A San Francisco civic group is seeking support for an ambitious, 50-year plan, called the Resilient City Initiative, that could help minimize loss and speed recovery after the “Big One.” The initiative can serve as a model for disaster preparedness and recovery for all earthquake-prone communities, say sources.

A pre-quake retrofit might have limited damage and allowed a repair rather than a razing.
Photo: USGS
A pre-quake retrofit might have limited damage and allowed a repair rather than a razing.

While developed for San Francisco, the resilient-city concept of the nonprofit San Francisco Planning and Urban Research (SPUR) Association has “application anywhere a city is trying to deal with natural hazards,” said Chris Poland, chairman and CEO of Degenkolb Engineers, San Francisco, at the Loma Prieta Earthquake Commemorative Symposium, held on Oct. 17 in San Francisco on the quake’s 20th anniversary. At the meeting, Poland, a SPUR board member and a co-author of its Resilient City report, called on engineers to get involved with the fledgling initiative. It provides “a very realistic and fresh perspective on what we need to do and what can be done,” said Poland.

SPUR’s report defines a resilient city as having an ability to govern itself after a disaster. Resilient communities “adhere to building standards that allow the power, water and communication networks to begin operating again shortly after a disaster and that allow people to stay in their homes, travel where they need to be and resume a fairly normal living routine within weeks. [Resilient cities] are able to return to a ‘new’ normal within a few years,” says the report.

Initiative has “application anywhere a city is trying to deal with natural hazards.”
— Chris Poland, Degenkolb Engineers

SPUR has laid out performance goals for a disaster-resilient city, including defining performance measures and vulnerability by occupancy and building type. One big idea is to convince building owners and developers to go beyond current minimum-code requirements for life safety. Under the current system, buildings typically do not collapse completely, but they may be damaged beyond repair.

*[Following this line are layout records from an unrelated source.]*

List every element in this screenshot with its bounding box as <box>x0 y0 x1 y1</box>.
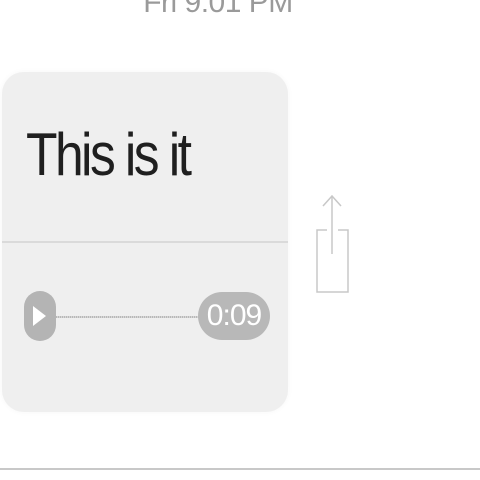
conversation-view: Fri 9:01 PM This is it 0:09 <box>0 0 480 480</box>
message-timestamp: Fri 9:01 PM <box>143 0 293 19</box>
audio-duration-badge: 0:09 <box>198 292 270 340</box>
play-icon <box>33 306 46 326</box>
message-text: This is it <box>26 121 192 188</box>
share-icon <box>316 194 349 293</box>
audio-message-bubble[interactable]: This is it 0:09 <box>2 72 288 412</box>
audio-progress-track[interactable] <box>56 316 200 318</box>
play-button[interactable] <box>24 291 56 341</box>
share-button[interactable] <box>312 190 352 296</box>
bottom-divider <box>0 468 480 470</box>
audio-player: 0:09 <box>2 243 288 412</box>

“We are not recommending that all facilities be upgraded without regard to cost,” said Poland. “Rather, our intent is to require only those improvements needed to assure a quick recovery—or the level of resilience desired for each stage of recovery,” he added.

In general, the structural engineer’s role in seismic design is moving away from predicting damage and toward risk management and what the level of damage means to different stakeholders, said David Bonowitz, a local structural engineer. Damage is measured three ways: safety (deaths), economic impact (dollars) and continuity (down time), he added.

Bonowitz said most seismic retrofits are done to limit the economic impact of an event. It costs $3 to $12 per sq ft to retrofit a building, which is about 20 times less than replacement, said Lindsey Maclise, an engineer with Forell/Elsesser Engineers Inc., San Francisco, at the Third International Conference on Advances in Experimental Structural Engineering, organized by the Pacific Earthquake Engineering Research (PEER) Center.

Retrofits, especially for vulnerable buildings with unreinforced masonry or stilts to provide first-level parking, also are viewed as a sustainable way to limit the amount of material going to landfills after a quake, agreed speakers at PEER’s Oct. 15-16 event, also in San Francisco.